Winn: If the UI Cancer Center is designated by the NCI, it will be one of only three centers in Illinois to earn this distinction. This would put us among the best of the best when it comes to treating cancer and to supporting research that leads to improved quality and length of life for people with cancer. This directly relates to UIC’s mission as a public-serving institution and to the mission of our health sciences programs, hospital and clinics to reduce health disparities in underserved communities, many of which experience an unequal share of the cancer burden.
How will NCI designation benefit students and faculty?
Winn: Not only does NCI designation for the cancer center elevate the reputation of UIC as a leading, public-serving research institution and draw attention to the excellent care UI Health patients receive, it also helps to open up opportunities for students and faculty. A designation from the NCI would establish UIC among the top centers for cancer research and create a more solid pathway for receiving federal research funding from the NIH — researchers will benefit from this infrastructure and as our cancer research expands, so will opportunities for students to get involved in innovative community, clinical and lab-based research projects.
The effects of NCI designation, which also include significant economic impact, also ripple out to the community, touching housing, local businesses, schools and more.
How long will it take to become NCI designated?

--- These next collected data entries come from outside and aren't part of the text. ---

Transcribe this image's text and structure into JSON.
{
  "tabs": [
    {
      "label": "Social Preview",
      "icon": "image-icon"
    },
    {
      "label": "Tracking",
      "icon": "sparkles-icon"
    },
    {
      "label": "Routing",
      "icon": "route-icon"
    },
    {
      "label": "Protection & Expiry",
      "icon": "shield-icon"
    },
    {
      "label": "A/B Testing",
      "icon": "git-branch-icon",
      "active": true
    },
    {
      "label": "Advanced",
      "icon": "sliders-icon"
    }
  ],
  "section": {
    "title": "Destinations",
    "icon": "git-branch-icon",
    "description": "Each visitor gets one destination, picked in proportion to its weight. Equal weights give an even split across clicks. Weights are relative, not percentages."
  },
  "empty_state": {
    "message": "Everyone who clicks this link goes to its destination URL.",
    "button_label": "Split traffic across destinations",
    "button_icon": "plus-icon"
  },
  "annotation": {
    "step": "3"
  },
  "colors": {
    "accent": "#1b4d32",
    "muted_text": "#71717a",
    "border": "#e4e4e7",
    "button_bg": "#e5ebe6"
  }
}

Winn: Earning NCI designation is a long and complex process. This is a testament to the high standards to which the NCI holds its centers accountable. Our goal is to compete for designation by 2021. To date, we’ve taken many positive steps forward on this journey. Most significantly, we’ve turned up the heat when it comes to recruiting top talent, in partnership with various UIC colleges, so that we can be in a better position to bridge UIC lab-based research with the work happening in UI Health’s hospital, clinics and population health research programs. We have also established an external advisory committee to help guide us on our journey. We will be meeting with the committee again in November to review progress and we have a lot of work ahead of us to build momentum and bring in the community.
What is the most important thing people should know about the cancer center?
Winn: We are all about bringing research from the bench to the bedside, and that’s why we have a shot at NCI designation. We’re focused on our local communities — the challenges they face and the screenings, care and cures they need. We want to move medicine to a point where a person’s health and quality of life in the face of cancer is not determined by their ZIP code.